Raporda, deprem riskinin azaltılması, Türkiye tarihinde yaşanan afet ve krizler ele alındığında en kritik önceliklerden biri hâline gelmekte olduğu belirtilerek şu tespitlere yer verildi;
*Buna karşın deprem riskinin azaltılmasındaki temel uygulamalar olan yapısal risklerin azaltılması ve kentsel dönüşüm uygulamaları, gerek finansal gerekse süreçte yaşanan aksaklıklar nedeniyle çeşitli kesintilere uğruyor.
*17 Ağustos depreminin yıldönümünde İstanbul'da arazi değişimleri ve imar uygulamalarından elde edilen gelirle deprem riski önemli ölçüde engellenebilecekken bu gelirin kamuya geri kazandırılmamış olması, İstanbul'da yetkisi bulunan farklı kurumların deprem riskine yönelik yaklaşımına ilişkin önemli ipuçları sunuyor.
*Merkezi yönetimin çeşitli plan ve kararlarla afet riskinin azaltılmasında sorumluluğu büyükşehir belediyesi, ilçe belediyeleri ve vatandaşlara yönlendirmesi esasında deprem ve diğer tüm risklerde önümüzde uzun bir süreç olacağına işaret ediyor.
*Özellikle riskli yapıların dönüştürülmesinde ihtiyaç duyulan bütçenin elde edilen ranttan karşılanmamış olması kurum ve kişilerin özünde deprem riskini ciddiye almadığını, bütçenin yaratılamayan bir öğe değil, var iken kullanılması tercih edilmeyen bir kalem olduğunu ortaya koyuyor.
*Bu konuda başka bir örnek de Cumhurbaşkanlığının örtülü ödenek olarak tabir edilen ‘Gizli Hizmet Giderleri’ üzerinden verilebilir.

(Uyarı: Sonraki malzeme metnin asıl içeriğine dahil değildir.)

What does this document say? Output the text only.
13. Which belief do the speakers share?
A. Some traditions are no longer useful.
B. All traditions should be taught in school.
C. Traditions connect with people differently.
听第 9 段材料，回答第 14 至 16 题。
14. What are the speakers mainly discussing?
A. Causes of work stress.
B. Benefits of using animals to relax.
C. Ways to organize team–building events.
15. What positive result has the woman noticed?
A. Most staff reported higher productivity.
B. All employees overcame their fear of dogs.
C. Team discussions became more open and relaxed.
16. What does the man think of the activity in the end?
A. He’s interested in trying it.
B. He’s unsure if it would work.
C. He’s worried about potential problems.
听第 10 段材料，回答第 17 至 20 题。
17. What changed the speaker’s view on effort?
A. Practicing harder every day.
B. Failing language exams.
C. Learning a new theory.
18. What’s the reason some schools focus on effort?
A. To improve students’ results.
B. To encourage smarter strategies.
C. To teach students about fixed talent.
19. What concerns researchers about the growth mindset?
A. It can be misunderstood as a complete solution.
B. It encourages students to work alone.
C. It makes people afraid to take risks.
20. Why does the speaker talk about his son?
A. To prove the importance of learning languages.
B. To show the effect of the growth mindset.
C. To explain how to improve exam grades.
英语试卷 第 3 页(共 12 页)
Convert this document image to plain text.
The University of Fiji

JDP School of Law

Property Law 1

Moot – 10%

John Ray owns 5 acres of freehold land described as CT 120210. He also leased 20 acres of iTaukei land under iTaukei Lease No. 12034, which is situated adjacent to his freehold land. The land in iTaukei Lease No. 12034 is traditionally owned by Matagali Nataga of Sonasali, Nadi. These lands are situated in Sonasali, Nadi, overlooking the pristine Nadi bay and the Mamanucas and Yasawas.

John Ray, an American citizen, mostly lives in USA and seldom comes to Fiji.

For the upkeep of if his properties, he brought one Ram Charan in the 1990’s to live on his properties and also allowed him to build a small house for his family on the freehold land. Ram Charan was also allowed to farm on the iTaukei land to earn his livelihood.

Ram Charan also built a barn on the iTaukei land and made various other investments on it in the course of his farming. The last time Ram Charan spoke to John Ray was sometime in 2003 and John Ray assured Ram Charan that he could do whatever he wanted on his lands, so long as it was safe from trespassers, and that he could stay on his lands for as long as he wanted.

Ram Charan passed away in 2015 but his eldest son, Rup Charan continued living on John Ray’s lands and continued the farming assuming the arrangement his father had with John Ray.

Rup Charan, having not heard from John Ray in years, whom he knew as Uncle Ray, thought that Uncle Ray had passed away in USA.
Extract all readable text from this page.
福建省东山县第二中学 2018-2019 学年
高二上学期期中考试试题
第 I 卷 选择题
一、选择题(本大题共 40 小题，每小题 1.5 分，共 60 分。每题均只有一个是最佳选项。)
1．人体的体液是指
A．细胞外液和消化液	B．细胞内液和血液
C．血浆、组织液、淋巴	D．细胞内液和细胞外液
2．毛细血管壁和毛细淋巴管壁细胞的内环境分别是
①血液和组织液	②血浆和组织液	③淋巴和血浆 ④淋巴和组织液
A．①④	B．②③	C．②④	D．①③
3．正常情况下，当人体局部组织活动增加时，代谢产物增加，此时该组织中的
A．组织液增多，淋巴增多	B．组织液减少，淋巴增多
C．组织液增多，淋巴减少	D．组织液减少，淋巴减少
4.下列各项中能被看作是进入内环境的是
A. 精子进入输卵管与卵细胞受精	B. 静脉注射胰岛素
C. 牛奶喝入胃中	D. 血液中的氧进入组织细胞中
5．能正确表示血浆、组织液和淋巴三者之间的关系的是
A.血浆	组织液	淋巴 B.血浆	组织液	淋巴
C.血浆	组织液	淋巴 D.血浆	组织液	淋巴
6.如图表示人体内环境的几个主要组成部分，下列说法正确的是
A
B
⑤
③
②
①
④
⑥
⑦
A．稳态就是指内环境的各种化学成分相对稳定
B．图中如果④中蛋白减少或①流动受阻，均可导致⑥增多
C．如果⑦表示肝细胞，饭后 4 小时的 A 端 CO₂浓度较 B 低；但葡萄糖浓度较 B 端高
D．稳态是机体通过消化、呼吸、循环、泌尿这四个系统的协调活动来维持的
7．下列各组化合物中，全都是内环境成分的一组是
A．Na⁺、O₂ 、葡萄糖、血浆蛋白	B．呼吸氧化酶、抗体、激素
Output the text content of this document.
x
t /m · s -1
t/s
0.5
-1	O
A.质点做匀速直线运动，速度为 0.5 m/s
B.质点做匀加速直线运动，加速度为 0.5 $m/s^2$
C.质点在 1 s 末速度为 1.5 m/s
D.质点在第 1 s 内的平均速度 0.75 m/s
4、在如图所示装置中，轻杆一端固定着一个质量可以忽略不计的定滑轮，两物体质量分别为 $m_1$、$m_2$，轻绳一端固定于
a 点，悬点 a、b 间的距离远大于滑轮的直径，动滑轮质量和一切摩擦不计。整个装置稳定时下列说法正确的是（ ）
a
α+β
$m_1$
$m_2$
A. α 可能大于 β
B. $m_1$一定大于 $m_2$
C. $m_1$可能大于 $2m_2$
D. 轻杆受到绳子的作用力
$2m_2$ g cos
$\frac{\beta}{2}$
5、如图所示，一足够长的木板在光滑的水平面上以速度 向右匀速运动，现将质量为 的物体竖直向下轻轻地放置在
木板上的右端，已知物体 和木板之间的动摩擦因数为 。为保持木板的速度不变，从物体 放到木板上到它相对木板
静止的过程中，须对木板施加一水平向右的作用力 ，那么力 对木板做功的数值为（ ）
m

*2011 yılından günümüze söz konusu giderlerin toplamı ile İstanbul'daki orta ve üzeri riskli yapıların %36,6'sı belediyelere ya da vatandaşlara herhangi bir yük olmaksızın dönüştürülebilirdi.
*Buna karşın, ‘Vizyon 2050 Strateji Belgesi’nin işaret ettiği biçimde konut politikalarıyla entegre, alternatif finansal mekanizmalarla desteklenmiş bir bütüncül bir kentsel yapılaşma politikasının önemi daha net bir şekilde ortaya çıkıyor.